Acara Kemendes di Pinrang Gagal, Tamu dan Undangan Dari 5 Kabupaten Kecewa | DHEAN NEWS
Menu Close Menu

Acara Kemendes di Pinrang Gagal, Tamu dan Undangan Dari 5 Kabupaten Kecewa

Kamis, 21 Maret 2019 | 20.28 WIB
DHEAN.NEWS PINRANG -  Persiapan penyambutan kedatangan Menteri desa PDTT dan Wakil ketua MPR RI pada hari rabu tanggal 20 maret 2019 telah dilakukan oleh pihak pemerintah daerah kabupaten Pinrang bersama ribuan tamu dan undangan sejak pagi pukul 09.30 wita. 

Para tamu dan undangan yang juga hadir dari kabupaten lain sejak pagi tadi sudah memadati gedung indoor kantor Bupati yang berlokasi di jalan Bintang kecamatan Watang Sawitto kabupaten Pinrang (21/03/2019).

Wakil Ketua MPR RI Muhaimin Iskandar bersama Mendes PDTT Eko Putro Sandjojo dijadwalkan tiba di kabupaten Pinrang pada pukul 14.00 wita, untuk membuka acara "Sosialisasi Prioritas Penggunaan Dana Desa".

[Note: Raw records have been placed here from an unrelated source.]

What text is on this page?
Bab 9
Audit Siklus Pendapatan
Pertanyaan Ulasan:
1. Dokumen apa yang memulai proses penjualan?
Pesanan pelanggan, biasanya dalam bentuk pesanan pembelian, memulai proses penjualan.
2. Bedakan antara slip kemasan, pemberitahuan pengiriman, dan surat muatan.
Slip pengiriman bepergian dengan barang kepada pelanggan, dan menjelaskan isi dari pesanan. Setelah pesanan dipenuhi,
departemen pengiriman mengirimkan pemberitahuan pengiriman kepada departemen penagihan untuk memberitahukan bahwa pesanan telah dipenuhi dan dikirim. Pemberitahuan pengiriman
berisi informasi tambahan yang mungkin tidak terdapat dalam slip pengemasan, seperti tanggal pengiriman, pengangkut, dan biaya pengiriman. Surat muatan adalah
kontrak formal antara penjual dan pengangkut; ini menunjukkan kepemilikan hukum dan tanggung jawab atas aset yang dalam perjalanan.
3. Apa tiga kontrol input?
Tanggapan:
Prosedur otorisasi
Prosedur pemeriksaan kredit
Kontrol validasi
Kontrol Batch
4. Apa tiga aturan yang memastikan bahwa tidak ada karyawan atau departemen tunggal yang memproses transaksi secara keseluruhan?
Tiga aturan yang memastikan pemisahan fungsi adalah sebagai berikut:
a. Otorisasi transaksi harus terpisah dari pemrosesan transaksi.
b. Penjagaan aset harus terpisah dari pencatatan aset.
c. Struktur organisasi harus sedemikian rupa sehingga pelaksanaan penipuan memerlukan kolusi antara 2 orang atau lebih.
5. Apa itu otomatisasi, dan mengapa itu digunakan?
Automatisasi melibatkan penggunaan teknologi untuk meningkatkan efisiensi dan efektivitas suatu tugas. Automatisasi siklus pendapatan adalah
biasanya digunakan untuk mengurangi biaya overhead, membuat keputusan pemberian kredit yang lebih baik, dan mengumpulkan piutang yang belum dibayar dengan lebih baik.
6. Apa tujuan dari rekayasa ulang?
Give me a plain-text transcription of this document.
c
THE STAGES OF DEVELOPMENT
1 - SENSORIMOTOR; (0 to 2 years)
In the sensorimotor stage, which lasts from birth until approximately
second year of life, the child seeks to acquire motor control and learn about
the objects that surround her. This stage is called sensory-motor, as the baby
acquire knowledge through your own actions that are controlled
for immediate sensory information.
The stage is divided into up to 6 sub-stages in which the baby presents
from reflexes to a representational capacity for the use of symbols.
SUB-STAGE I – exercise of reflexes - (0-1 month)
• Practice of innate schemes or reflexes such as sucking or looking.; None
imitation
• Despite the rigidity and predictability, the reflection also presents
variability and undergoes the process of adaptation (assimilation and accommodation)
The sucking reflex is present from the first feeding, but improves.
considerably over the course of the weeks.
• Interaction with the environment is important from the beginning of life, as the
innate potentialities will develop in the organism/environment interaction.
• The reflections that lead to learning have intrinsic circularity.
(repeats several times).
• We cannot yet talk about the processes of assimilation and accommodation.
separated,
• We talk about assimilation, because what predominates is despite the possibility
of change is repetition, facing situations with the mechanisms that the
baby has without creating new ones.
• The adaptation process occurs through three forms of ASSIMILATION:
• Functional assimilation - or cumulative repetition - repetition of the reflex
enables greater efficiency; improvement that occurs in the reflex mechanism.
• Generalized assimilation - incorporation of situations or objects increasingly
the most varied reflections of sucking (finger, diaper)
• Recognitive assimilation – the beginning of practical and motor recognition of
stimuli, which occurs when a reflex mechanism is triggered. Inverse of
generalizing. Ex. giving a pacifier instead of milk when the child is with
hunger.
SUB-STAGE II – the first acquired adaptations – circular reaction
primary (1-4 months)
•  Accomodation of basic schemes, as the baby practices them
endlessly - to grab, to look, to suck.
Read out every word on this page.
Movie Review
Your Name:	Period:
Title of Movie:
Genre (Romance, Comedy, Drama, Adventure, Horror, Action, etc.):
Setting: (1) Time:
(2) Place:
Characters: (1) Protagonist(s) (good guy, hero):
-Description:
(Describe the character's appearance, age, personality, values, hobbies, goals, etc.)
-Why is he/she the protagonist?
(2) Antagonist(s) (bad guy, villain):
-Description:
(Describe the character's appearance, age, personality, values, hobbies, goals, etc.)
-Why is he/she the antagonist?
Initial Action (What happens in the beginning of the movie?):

Namun kedua orang penting tersebut membatalkan kehadirannya dalam acara Sosialisasi Prioritas Penggunaan Dana Desa di kabupaten Pinrang. Yang di sampaikan pihak panitia lewat pegeras suara membuat sontak para tamu yang sejak pagi tadi menunggu, mereka merasa sangat kecewa dan warga tersebut bersama para tamu dan undangan dari kabupaten lain satu persatu beranjak pulang meninggalkan tempat acara. 
Hasanuddin, "Salah seorang warga yang datang mengungkapkan kekecewaannya kata dia "kami sangat kecewa pak menteri dan wakil MPR tidak hadir padahal kami menunggu seharian, tapi nyatanya tidak hadir, "Hasanuddin ujarnya kepada awak media dengan nada kesal.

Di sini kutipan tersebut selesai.